Southern Poverty Law Center fires co-founder Morris Dees. SPLC President Richard Cohen announced that Dees would be dismissed on Wednesday, March 13, but did not specify why. Dees co-founded the Montgomery-based SPLC in 1971 with civil rights attorney Julian Bond, and led the organization in successful efforts to redraw Alabama’s legislative districts, improve conditions for Kentucky cotton millworkers, and bankrupt the Ku Klux Klan. In an emailed statement, Cohen explained that “[a]s a civil rights organization, the SPLC is committed to ensuring that the conduct of our staff reflects the mission of the organization and the values we hope to instill in the world. When one of our own fails to meet those standards, no matter his or her role in the organization, we take it seriously and must take appropriate action.” Montgomery Advertiser.
Senator Bernie Sanders’ 2020 campaign staff vote to unionize.
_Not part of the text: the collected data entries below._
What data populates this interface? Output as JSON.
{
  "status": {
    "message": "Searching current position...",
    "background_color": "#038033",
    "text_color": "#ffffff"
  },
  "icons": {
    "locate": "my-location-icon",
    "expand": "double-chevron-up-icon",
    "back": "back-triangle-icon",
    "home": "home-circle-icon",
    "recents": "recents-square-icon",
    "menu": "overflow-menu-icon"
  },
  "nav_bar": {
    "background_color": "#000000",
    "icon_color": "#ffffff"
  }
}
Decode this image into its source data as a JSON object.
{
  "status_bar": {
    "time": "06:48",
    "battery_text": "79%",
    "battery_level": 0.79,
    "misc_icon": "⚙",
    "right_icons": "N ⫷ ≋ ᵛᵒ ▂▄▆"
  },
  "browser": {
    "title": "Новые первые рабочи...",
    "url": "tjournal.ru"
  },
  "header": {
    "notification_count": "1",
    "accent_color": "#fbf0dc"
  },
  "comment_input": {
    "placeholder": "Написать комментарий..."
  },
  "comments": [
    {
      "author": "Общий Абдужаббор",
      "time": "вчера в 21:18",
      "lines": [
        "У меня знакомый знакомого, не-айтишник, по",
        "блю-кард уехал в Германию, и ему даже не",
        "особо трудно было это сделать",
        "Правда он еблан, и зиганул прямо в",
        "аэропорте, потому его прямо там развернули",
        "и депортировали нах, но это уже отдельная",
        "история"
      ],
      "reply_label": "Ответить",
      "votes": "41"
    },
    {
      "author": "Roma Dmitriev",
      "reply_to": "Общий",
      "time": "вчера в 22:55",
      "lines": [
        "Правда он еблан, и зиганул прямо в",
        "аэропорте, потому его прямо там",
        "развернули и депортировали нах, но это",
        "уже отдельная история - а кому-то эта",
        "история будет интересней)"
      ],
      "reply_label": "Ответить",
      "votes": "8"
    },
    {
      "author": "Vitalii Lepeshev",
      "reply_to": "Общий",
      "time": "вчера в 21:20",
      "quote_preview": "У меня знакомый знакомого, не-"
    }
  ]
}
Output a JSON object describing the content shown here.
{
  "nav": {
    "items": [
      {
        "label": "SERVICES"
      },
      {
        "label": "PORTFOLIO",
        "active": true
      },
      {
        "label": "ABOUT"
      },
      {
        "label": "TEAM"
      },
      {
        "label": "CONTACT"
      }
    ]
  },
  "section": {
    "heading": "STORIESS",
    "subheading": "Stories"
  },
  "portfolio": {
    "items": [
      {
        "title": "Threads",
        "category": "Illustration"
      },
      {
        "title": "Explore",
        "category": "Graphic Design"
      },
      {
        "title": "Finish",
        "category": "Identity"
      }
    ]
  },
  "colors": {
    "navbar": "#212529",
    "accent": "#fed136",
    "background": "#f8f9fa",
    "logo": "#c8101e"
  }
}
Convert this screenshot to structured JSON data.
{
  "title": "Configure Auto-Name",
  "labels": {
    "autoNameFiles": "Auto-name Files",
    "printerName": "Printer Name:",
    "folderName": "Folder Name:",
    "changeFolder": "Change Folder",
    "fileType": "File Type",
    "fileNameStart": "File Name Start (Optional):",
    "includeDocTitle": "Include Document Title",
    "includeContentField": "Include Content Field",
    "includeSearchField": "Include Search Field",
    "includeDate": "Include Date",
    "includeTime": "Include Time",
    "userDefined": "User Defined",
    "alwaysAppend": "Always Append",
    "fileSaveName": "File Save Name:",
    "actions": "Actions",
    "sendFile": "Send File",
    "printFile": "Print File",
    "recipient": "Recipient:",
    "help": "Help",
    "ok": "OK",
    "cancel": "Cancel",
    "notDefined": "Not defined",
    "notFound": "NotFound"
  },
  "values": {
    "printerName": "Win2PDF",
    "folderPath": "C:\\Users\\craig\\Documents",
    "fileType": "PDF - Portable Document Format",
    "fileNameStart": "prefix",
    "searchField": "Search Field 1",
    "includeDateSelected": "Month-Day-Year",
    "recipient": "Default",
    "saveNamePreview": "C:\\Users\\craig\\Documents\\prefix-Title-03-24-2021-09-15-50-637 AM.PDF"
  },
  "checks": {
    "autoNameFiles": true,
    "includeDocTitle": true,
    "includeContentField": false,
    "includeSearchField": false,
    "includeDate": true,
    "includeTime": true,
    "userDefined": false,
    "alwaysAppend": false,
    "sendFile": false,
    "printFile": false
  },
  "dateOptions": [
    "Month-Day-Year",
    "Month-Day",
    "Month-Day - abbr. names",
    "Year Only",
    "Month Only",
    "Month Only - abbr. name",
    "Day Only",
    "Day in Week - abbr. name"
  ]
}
The campaign voluntarily recognized the union once a majority of the staff’s bargaining unit employees signed union cards designating the United Food and Commercial Workers Local 400 to represent them. Sanders’ 2020 campaign is the first major-party presidential campaign to have a unionized workforce. Politico.
College admissions scandal threatens protections for students with disabilities. On Tuesday, March 12, federal prosecutors charged 50 people with taking part in a scheme to purchase admission to prestigious American universities. Prosecutors allege that participants in the scheme had their children purport to have learning disabilities in order to receive extra time on standardized tests. Students with disabilities and disability rights advocates fear that the scandal will threaten existing protections for students with disabilities. WABE.